Es gibt verschiedene Arten von Maklerverträgen. Der einfache Auftrag bedeutet, du kannst theoretisch mehrere Makler beauftragen oder auch selbst verkaufen. Wer den Käufer bringt, bekommt die Provision. Der qualifizierte Alleinauftrag (Exklusivauftrag) ist oft besser für dich als Verkäufer. Hier beauftragst du nur diesen einen Makler. Das motiviert ihn, viel Zeit und Geld in die Vermarktung zu investieren, da er sicher sein kann, dass er die Provision auch erhält. Sprich offen über die Dauer dieses Vertrages und die Kündigungsmodalitäten.
Die provisionsfrage klären – wer zahlt was?
In Deutschland ist die Regelung zur Maklerprovision oft geteilt, besonders beim Verkauf. Seit 2020 gilt: Käufer und Verkäufer teilen sich die Provision in der Regel, wenn es sich um eine Privatperson als Käufer handelt. Aber das muss vertraglich ganz klar geregelt sein. Frage konkret nach der prozentualen Höhe und was genau in dieser Gebühr enthalten ist. Ist die Erstellung des Energieausweises inkludiert? Wer zahlt für die professionellen Fotos? Transparenz ist hier das A und O, um spätere böse Überraschungen beim Notar zu vermeiden.
Die kommunikationsweise im test
Fühlst du dich gut aufgehoben? Nimmt sich der Makler Zeit für deine Fragen? Erklärt er dir Dinge verständlich, ohne dich mit Fachbegriffen zu überfluten? Du wirst in den nächsten Wochen viel Kontakt mit dieser Person haben. Wenn die Chemie nicht stimmt oder du dich nicht ernst genommen fühlst, ist das ein Warnsignal. Vertrauen ist die Währung im Maklergeschäft.
Manchmal ist der Makler nicht nötig. Wenn du dich entscheidest, dein Eigenheim selbst zu verkaufen, hast du die volle Kontrolle und sparst die Provision.

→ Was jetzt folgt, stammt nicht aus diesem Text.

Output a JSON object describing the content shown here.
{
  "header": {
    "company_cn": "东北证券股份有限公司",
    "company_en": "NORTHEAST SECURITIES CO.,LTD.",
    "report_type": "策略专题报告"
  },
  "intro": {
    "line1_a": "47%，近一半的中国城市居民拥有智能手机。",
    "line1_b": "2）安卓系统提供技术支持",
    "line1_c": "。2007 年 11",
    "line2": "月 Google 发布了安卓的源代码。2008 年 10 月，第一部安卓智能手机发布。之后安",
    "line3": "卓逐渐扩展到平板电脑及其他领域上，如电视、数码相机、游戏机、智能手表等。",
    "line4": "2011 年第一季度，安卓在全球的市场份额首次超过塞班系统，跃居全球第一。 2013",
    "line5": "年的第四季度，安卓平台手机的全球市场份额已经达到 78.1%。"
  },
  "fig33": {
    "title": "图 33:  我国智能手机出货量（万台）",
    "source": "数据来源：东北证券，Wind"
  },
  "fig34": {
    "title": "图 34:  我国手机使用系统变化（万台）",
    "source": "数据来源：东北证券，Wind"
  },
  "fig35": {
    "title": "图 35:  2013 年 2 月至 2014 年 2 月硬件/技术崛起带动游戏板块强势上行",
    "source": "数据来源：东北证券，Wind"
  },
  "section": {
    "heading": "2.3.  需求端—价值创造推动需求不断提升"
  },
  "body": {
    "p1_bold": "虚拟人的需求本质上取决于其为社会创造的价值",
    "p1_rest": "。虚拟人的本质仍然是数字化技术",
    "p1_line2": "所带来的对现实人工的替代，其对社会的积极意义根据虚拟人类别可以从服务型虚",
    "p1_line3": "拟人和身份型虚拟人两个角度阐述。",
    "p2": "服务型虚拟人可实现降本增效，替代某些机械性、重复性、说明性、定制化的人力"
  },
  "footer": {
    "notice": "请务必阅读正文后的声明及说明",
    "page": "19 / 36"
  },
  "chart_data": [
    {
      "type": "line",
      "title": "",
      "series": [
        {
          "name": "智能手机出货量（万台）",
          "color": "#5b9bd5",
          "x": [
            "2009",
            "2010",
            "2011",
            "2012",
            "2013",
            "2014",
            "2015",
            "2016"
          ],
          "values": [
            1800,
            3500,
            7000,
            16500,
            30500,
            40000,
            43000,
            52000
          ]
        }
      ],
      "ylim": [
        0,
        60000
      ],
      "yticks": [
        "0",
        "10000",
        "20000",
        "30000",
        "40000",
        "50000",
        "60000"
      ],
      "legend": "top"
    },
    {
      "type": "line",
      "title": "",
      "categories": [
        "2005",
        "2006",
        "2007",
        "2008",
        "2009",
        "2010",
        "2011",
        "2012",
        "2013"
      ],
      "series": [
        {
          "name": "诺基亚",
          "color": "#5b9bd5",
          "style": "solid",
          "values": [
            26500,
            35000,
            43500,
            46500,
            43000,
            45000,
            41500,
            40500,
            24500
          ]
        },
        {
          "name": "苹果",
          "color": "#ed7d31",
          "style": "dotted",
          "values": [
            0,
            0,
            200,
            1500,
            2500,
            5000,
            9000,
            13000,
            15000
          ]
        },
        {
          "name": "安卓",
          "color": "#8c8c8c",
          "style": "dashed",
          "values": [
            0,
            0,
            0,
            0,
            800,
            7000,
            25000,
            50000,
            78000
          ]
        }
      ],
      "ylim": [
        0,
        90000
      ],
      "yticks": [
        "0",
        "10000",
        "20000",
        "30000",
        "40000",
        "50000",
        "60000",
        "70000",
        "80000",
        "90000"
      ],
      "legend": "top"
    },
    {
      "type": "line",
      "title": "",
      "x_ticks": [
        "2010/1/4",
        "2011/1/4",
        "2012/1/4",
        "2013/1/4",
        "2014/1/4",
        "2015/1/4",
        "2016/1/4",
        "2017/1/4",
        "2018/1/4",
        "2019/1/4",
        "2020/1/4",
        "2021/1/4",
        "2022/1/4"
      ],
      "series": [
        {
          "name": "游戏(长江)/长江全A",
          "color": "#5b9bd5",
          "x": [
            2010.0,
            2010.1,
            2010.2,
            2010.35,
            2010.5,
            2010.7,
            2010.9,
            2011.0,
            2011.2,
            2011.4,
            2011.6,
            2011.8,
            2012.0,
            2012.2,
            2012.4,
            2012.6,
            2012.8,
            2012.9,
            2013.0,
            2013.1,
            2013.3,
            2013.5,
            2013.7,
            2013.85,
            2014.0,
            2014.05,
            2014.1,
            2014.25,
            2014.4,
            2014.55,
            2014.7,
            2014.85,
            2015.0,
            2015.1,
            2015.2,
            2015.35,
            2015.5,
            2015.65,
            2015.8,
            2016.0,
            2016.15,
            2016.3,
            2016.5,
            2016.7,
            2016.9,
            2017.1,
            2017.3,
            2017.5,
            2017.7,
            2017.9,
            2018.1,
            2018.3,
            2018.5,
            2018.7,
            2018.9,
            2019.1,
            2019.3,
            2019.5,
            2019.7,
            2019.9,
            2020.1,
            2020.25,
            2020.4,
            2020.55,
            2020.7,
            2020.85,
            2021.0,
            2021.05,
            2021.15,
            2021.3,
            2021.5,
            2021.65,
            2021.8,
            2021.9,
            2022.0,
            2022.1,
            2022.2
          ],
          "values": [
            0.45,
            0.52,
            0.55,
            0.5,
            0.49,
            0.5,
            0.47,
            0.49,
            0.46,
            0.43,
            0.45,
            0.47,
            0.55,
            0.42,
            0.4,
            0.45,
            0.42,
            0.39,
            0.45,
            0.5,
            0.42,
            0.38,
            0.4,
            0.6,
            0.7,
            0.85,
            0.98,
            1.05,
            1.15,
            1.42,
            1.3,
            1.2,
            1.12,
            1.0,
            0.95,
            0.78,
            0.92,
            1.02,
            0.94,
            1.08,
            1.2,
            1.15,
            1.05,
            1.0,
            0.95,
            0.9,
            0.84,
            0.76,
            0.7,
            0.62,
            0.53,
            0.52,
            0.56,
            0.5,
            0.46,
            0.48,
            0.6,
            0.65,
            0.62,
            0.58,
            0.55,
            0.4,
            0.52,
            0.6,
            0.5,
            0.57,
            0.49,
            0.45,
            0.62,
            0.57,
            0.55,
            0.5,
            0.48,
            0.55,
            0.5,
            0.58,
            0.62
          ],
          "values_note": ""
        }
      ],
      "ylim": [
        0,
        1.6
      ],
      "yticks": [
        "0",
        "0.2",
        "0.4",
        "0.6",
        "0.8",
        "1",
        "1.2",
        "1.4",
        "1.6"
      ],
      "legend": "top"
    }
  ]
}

Das ist machbar, aber nur, wenn folgende Punkte zutreffen:
• Du hast viel Zeit und Geduld für den gesamten Prozess.
• Du kennst den aktuellen Marktwert deiner Immobilie sehr genau.
• Du hast einwandfreie Unterlagen und bist bereit, dich in juristische Details einzuarbeiten.
• Du bist ein sehr guter Verkäufer und kannst dein Objekt objektiv präsentieren.
Wenn du beispielsweise ein kleines, sehr gefragtes Objekt in einer Top-Lage verkaufst, kann die Nachfrage so hoch sein, dass sich Interessenten fast von selbst melden. Aber selbst dann kann ein Makler helfen, das letzte Quäntchen Preis herauszuholen, indem er den Verkauf professionell steuert und die Verhandlungen führt.
was kostet mich ein makler, wenn er nichts verkauft?
Das hängt vom Vertrag ab. Bei einem reinen Erfolgsvertrag, dem sogenannten einfachen Auftrag, zahlst du nur, wenn der Verkauf tatsächlich erfolgreich abgeschlossen ist. Bei einem qualifizierten Alleinauftrag kann es sein, dass du für bestimmte Leistungen (wie Marketingkosten) einen kleinen Teil zahlen musst, falls der Vertrag vorzeitig und ohne Erfolg beendet wird. Das muss aber klar im Vertrag stehen.
wie lange dauert die beauftragung eines maklers normalerweise?
Die Dauer der Beauftragung ist vertraglich geregelt, oft liegt sie zwischen drei und sechs Monaten. Diese Zeit gibt dem Makler genug Spielraum, um eine gründliche Vermarktung durchzuführen und den richtigen Käufer zu finden. Nach Ablauf der Frist kannst du den Vertrag in der Regel ohne Angabe von Gründen kündigen und neu entscheiden, ob du verlängerst oder es anders versuchst.
darf der makler den preis ohne mein okay ändern?
Nein, auf keinen Fall. Der Makler ist dein Dienstleister und Berater. Er kann dir eine Preisempfehlung geben oder dir raten, den Preis anzupassen, wenn die Resonanz gering ist. Die finale Entscheidung über den Angebotspreis triffst aber immer du als Eigentümer. Ohne deine schriftliche Zustimmung darf er den Preis nicht ändern.